References to Objects

As you work with objects, it's important to understand references.

A reference is an address that indicates where an object's variables and methods are stored.

You aren't actually using objects when you assign an object to a variable or pass an object to a method as an argument. You aren't even using copies of the objects.
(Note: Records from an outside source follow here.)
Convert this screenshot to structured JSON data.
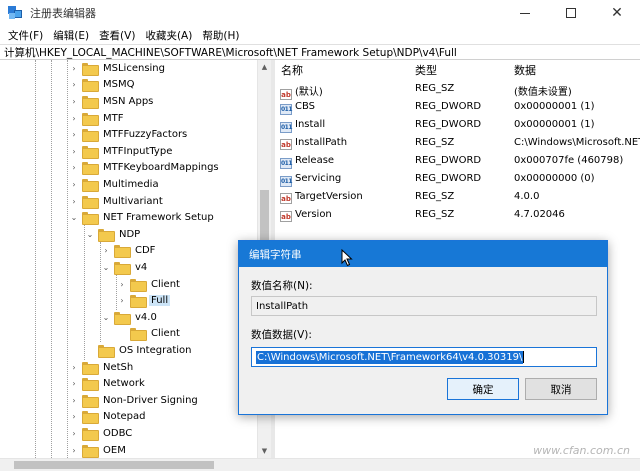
{
  "window": {
    "title": "注册表编辑器",
    "icon": "registry-editor-icon"
  },
  "menu": [
    "文件(F)",
    "编辑(E)",
    "查看(V)",
    "收藏夹(A)",
    "帮助(H)"
  ],
  "address": "计算机\\HKEY_LOCAL_MACHINE\\SOFTWARE\\Microsoft\\NET Framework Setup\\NDP\\v4\\Full",
  "tree": {
    "items": [
      {
        "label": "MSLicensing",
        "expander": "collapsed"
      },
      {
        "label": "MSMQ",
        "expander": "collapsed"
      },
      {
        "label": "MSN Apps",
        "expander": "collapsed"
      },
      {
        "label": "MTF",
        "expander": "collapsed"
      },
      {
        "label": "MTFFuzzyFactors",
        "expander": "collapsed"
      },
      {
        "label": "MTFInputType",
        "expander": "collapsed"
      },
      {
        "label": "MTFKeyboardMappings",
        "expander": "collapsed"
      },
      {
        "label": "Multimedia",
        "expander": "collapsed"
      },
      {
        "label": "Multivariant",
        "expander": "collapsed"
      },
      {
        "label": "NET Framework Setup",
        "expander": "expanded"
      },
      {
        "label": "NDP",
        "expander": "expanded"
      },
      {
        "label": "CDF",
        "expander": "collapsed"
      },
      {
        "label": "v4",
        "expander": "expanded"
      },
      {
        "label": "Client",
        "expander": "collapsed"
      },
      {
        "label": "Full",
        "expander": "collapsed",
        "selected": true
      },
      {
        "label": "v4.0",
        "expander": "expanded"
      },
      {
        "label": "Client",
        "expander": "none"
      },
      {
        "label": "OS Integration",
        "expander": "none"
      },
      {
        "label": "NetSh",
        "expander": "collapsed"
      },
      {
        "label": "Network",
        "expander": "collapsed"
      },
      {
        "label": "Non-Driver Signing",
        "expander": "collapsed"
      },
      {
        "label": "Notepad",
        "expander": "collapsed"
      },
      {
        "label": "ODBC",
        "expander": "collapsed"
      },
      {
        "label": "OEM",
        "expander": "collapsed"
      }
    ]
  },
  "list": {
    "headers": {
      "name": "名称",
      "type": "类型",
      "data": "数据"
    },
    "rows": [
      {
        "name": "(默认)",
        "type": "REG_SZ",
        "data": "(数值未设置)",
        "icon": "sz"
      },
      {
        "name": "CBS",
        "type": "REG_DWORD",
        "data": "0x00000001 (1)",
        "icon": "bin"
      },
      {
        "name": "Install",
        "type": "REG_DWORD",
        "data": "0x00000001 (1)",
        "icon": "bin"
      },
      {
        "name": "InstallPath",
        "type": "REG_SZ",
        "data": "C:\\Windows\\Microsoft.NET\\Fr",
        "icon": "sz"
      },
      {
        "name": "Release",
        "type": "REG_DWORD",
        "data": "0x000707fe (460798)",
        "icon": "bin"
      },
      {
        "name": "Servicing",
        "type": "REG_DWORD",
        "data": "0x00000000 (0)",
        "icon": "bin"
      },
      {
        "name": "TargetVersion",
        "type": "REG_SZ",
        "data": "4.0.0",
        "icon": "sz"
      },
      {
        "name": "Version",
        "type": "REG_SZ",
        "data": "4.7.02046",
        "icon": "sz"
      }
    ]
  },
  "dialog": {
    "title": "编辑字符串",
    "name_label": "数值名称(N):",
    "name_value": "InstallPath",
    "data_label": "数值数据(V):",
    "data_value": "C:\\Windows\\Microsoft.NET\\Framework64\\v4.0.30319\\",
    "ok_label": "确定",
    "cancel_label": "取消"
  },
  "watermark": "www.cfan.com.cn",
  "colors": {
    "accent": "#1778d6",
    "selection": "#cce4f7",
    "folder": "#f3c94d"
  }
}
Instead, you're using references to those objects.

To better illustrate the difference, Listing 3.4 shows how references work.

LISTING 3.4 The Full Text of ReferencesTest.java

 1: import java.awt.Point;
 3: class ReferencesTest {
 4:     public static void main (String[] arguments) {
 5:         Point pt1, pt2;
 6:         pt1 = new Point(100, 100);
 7:         pt2 = pt1;
 9:         pt1.x = 200;
10:         pt1.y = 200;
11:         System.out.println("Point1: " + pt1.x + ", " + pt1.y);
12:         System.out.println("Point2: " + pt2.x + ", " + pt2.y);
13:     }
14: }

Here is this program's output:

Point1: 200, 200
Point2: 200, 200

The following takes place in the first part of this program:

  • Line 5—Two Point variables are created.

  • Line 6—A new Point object is assigned to pt1.

  • Line 7—The value of pt1 is assigned to pt2.

Lines 9–12 are the tricky part. The x and y variables of pt1 are both set to 200, and then all variables of pt1 and pt2 are displayed onscreen.

You might expect pt1 and pt2 to have different values. However, the output shows this is not the case. As you can see, the x and y variables of pt2 also were changed, even though nothing in the program explicitly changes them. This happens because line 7 creates a reference from pt2 to pt1, instead of creating pt2 as a new object copied from pt1.

pt2 is a reference to the same object as pt1; this is shown in Figure 3.1. Either variable can be used to refer to the object or to change its variables.

FIGURE 3.1 References to objects.

If you wanted pt1 and pt2 to refer to separate objects, separate new Point() statements could be used on lines 6 and 7 to create separate objects, as shown in the following:

pt1 = new Point(100, 100);
pt2 = new Point(100, 100);

References in Java become particularly important when arguments are passed to methods. You learn more about this later today.


There are no explicit pointers or pointer arithmetic in Java, as there are in C and C++. By using references and Java arrays, however, most pointer capabilities are duplicated without many of their drawbacks.